Feb. 7th, 2017

diello: (Lexx - Hug)
Brian calls often, but I can never pick up because he either calls during work or when I'm busy. I try to pick up at least once a week when I can (seriously, he calls a lot, and once a week is my best - it's nuts), because I've finally gotten to the point where I'm past the hurtful things he said to me in a schizophrenic rage, and past the avoidance phase, and I actually miss him. And this coincided nicely with him being hospitalized and going back on the medication, which brought him from raving lunatic, to chattering non-stop about things that don't make sense (even by Brian standards), to chattering non-stop about things making a little more Brian-like sense, to finally pausing occasionally to allow for conversation.

I went to visit him at Rochester Psychiatric Center (RPC) on Friday. I haven't been there in about 8 years, since visiting my friend Keegan. When I visited Keegan, I was ushered into a large room, like a prison visitation room, with lots of tables and folks visiting at each one. Visiting Brian was different.

I had to take a small labyrinth to get to where I could visit him. Brian came toward me with excitement and handed me his headphones and CD player, and told me to hold this while he ran to get his stuff, as an orderly unlocked the music room for us to visit in.

He was excited that I brought him coffee. It made me happy to see him enjoy something, instead of spitting and dumping it. He emptied a pillowcase full of papers and notebooks and books onto the table, being careful of the coffee, and showed me a bunch of things he was working on. Reading a couple of Plath books, writing a new novel (he's a good writer, and his books are popular among his friends), and he even drew me a valentine, in case I didn't get to see him again this month. It was so sweet.

I let him do most of the talking, and he talked about angelic items in his throat - a cupid's bow on one side, and seraphim on the other. He even touched me to show me on my own neck, which is a really big deal - he doesn't touch. He'll tap you on the arm or leg or something to get your attention or something, but other than that, he doesn't touch and doesn't like being touched, so yeah. Really big deal. I admit, with his fingers and thumb at either side of my trachea, I did think for a nanosecond that he might choke me.

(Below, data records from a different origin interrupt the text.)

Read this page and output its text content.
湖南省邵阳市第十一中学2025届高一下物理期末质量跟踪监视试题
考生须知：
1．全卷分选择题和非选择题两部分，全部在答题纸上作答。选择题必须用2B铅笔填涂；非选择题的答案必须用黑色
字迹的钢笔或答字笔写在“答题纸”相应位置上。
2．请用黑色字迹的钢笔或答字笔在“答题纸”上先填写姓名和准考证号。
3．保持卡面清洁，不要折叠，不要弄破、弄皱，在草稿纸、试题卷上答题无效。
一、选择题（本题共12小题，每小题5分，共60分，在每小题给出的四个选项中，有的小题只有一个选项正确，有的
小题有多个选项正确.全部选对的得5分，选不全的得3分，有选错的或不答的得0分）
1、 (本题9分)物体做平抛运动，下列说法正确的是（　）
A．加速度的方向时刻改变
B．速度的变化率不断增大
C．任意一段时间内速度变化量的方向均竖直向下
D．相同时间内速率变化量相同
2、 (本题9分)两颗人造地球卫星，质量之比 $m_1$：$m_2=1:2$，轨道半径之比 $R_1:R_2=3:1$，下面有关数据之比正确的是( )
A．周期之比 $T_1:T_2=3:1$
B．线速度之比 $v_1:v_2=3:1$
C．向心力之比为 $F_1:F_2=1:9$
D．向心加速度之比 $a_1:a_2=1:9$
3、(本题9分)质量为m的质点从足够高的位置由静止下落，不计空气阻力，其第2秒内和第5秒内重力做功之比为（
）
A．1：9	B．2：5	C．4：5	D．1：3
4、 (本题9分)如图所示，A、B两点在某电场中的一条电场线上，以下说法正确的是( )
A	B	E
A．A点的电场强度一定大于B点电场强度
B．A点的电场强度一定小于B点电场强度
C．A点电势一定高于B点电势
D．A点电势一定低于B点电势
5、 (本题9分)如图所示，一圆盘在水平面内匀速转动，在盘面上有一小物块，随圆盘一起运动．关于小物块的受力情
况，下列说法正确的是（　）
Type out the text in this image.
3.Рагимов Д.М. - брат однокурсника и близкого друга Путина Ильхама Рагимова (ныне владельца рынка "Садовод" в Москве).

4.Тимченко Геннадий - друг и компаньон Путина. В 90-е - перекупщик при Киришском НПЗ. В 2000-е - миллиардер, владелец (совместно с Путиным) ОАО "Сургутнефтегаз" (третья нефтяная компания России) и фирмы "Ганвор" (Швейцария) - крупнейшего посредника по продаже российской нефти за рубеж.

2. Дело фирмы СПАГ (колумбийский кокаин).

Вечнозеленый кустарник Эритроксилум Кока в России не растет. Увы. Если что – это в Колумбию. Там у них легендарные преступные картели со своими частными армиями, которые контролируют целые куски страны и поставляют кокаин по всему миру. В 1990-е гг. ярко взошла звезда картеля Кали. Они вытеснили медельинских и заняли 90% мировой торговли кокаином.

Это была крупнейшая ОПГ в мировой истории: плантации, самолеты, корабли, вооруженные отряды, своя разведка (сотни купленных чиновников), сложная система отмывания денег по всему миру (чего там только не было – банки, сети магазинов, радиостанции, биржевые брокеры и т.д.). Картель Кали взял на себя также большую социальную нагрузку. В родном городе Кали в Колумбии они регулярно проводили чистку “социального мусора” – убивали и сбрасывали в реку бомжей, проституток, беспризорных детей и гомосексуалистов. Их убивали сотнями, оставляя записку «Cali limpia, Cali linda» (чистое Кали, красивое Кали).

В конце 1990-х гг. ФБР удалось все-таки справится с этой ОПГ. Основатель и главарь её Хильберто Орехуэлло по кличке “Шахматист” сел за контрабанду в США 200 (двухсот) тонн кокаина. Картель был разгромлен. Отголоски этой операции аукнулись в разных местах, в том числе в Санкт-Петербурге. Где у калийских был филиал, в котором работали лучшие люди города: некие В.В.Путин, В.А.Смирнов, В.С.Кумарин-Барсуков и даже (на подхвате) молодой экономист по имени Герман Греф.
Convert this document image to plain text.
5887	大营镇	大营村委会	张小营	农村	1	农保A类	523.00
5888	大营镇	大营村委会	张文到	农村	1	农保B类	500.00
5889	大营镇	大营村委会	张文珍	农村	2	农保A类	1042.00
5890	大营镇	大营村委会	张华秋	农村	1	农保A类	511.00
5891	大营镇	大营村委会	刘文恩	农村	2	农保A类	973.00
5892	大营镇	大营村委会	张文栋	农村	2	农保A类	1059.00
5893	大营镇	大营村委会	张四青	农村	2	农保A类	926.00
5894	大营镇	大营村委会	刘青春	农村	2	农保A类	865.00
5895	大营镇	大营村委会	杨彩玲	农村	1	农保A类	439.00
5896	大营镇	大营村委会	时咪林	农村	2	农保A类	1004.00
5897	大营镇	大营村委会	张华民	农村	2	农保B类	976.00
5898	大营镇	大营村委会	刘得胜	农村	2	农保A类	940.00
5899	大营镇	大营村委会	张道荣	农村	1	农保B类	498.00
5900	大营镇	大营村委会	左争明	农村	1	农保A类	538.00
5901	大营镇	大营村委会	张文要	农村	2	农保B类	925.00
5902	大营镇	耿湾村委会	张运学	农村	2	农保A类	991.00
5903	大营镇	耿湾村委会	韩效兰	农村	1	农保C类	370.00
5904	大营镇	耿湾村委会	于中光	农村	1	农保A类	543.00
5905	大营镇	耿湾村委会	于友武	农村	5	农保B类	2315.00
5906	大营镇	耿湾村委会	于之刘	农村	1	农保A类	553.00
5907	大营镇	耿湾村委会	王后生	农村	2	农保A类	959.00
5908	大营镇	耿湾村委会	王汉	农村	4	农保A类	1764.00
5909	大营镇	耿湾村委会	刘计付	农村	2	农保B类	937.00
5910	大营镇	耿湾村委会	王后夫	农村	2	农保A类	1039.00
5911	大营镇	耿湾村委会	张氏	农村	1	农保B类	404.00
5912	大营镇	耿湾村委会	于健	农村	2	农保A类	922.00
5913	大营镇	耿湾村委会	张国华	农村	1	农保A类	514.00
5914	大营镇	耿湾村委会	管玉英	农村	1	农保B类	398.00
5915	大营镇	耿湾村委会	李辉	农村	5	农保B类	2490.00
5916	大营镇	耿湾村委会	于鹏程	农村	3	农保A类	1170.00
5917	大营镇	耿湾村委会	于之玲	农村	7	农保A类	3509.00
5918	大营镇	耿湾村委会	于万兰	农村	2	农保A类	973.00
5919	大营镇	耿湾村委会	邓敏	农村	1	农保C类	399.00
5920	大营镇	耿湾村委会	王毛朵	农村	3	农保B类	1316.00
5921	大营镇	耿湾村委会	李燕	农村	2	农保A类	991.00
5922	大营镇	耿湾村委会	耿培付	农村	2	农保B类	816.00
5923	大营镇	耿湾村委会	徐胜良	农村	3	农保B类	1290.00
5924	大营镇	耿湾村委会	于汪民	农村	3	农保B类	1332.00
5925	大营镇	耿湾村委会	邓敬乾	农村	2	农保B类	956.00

But he didn't. And the conversation was really nice. Like we were back at sitting outside Java's and not in some sterile room being monitored.

It was so nice, I might just go back this week.
diello: (MTV - Julie's Mirror)
John holds a Super Bowl party every year at his house. I attended my first one two years ago, when it was held at Ron's house, because John was too sick to throw a party. Last year, I stayed home, feeling unwelcome and unloved and just throwing a fit to the point where I declared it a video-game weekend in my fortress of solitude (I made a blanket fort in front of the tv).

I expected to gorge myself, so I started early with chocolate and candy I got at Xmas. The sugar diagnosis turned out: don't care for chocolates anymore, except Lindt. And I still love Starbursts and Skittles.

At the party, I ate pizza. So much delicious pizza. And butter crackers! I miss those! I had an assortment of other foods I'd not normally eat. It made me so happy. Until it got crowded.

I tried very hard to stay in low-traffic areas, because I felt myself getting stressed about being crowded. There were children at the party. Only three, but one was a hyper-active kid. I mean, this kid's blood must have been made of pure cocaine! Now, I'm a social introvert, so I love people, but sometimes it drains me. Just watching this kid jump off anything he could climb upon drained me of any energy I had. I started to stress out over being around people.

At one point, getting a soda from the fridge, I got bombarded by two people - two friends, one to whom I feel close enough that if he did accidentally pin me between himself and the open fridge, I wouldn't mind. But today? I started to panic. I ducked and dodged and shouted, "please don't crowd me!" as I slid my way to the safety of an open corner.

I found myself seeking lone spots around the house, while still trying to remain slightly social. There was a teenage couple at the party who wanted a moment of privacy, too, so anywhere I went, they seemed to deliberately follow, which put further pressure on me. I started shaking with anxiety. I never thought I'd have an anxiety attack among friends.

After the amazing half-time show, Charles got my coat and purse and we took our leave. I felt really bad, but at least I wasn't stressing anymore. And I got to eat all that delicious food!